Intel SDC, Pandas and contributions to Numba?

Hello, I’m a Numba user, a co-founder of the PyDataLondon meetup and conference series and semi-regular conference speaker. Earlier in the year I spoke at a couple of conferences on high performance Python (EuroPython, Remote Pizza Python, PyData Amsterdam) and at one Intel also spoke where they introduced Intel SDC (Scalable Dataframe Compiler). I had some questions for them and wasn’t clear on their answers.
In chat they noted that they had extended Numba to work efficiently on strings and on datetimes (IIRC, my memory may be faulty) and to work with Pandas. As best I see such changes aren’t in Numba so I’m confused.
Does anyone know about the relationship with Intel SDC to Numba, whether improvements are shared back to Numba (and to other projects) and whether SDC does indeed extend Numba to work with Pandas? The SDC documentation isn’t brilliant at this stage.
No worries if nobody here has a clear answer, I figured this might be a sensible first place to check on the topic. Cheers, Ian (UK)

The Intel SDC team has been working with the Numba team and has been upstreaming many enhancements, including but not limited to string features. SDC’s work on supporting Pandas API has also sponsored many improvements to Numba around extending the compiler to support new datatypes and compiler passes.

Not all SDC’s features are shared back to Numba and, IMO, is a good thing. SDC is pushing the limit of what a compiler can do in auto-parallelization of Pandas operations, but Numba needs to be more cautious to ensure stability for its users. The separation also help ease our maintenance burden as Numba is becoming large and complicated.

1 Like

Also, the complexity of Pandas support (which requires reimplementing many algorithms in a compiler-friendly way) means that it would not be a good idea to upstream Pandas support into Numba itself. Instead, that feature set should live as an extension to Numba, which is how SDC is implemented. This work has pushed the Numba team to increase focus on extensibility by external code bases, which also enables tools like numba-scipy, Awkward Array, and others.

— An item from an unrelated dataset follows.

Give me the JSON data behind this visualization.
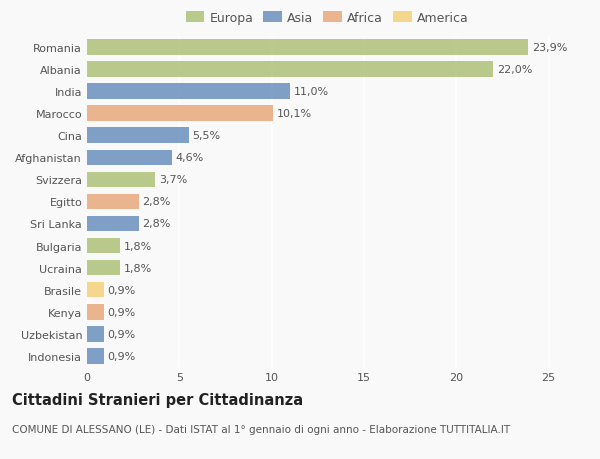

Incidentally, the NumPy support in Numba probably ought be moved (in principle, though there is much entanglement currently due to the age of this part of the code) to an extension, as well as the GPU targets. There are historical reasons not to do that now, but conceptually it should be possible.

@sseibert @sklam apologies to be slow to acknowledge your replies - many thanks to you both (I’m a new first-time father and a baby makes…the world much slower!). I’ll keep an eye on Intel SDC and I look forward to trying it, I’m glad there’s good cooperation back to Numba. Thanks both! Ian.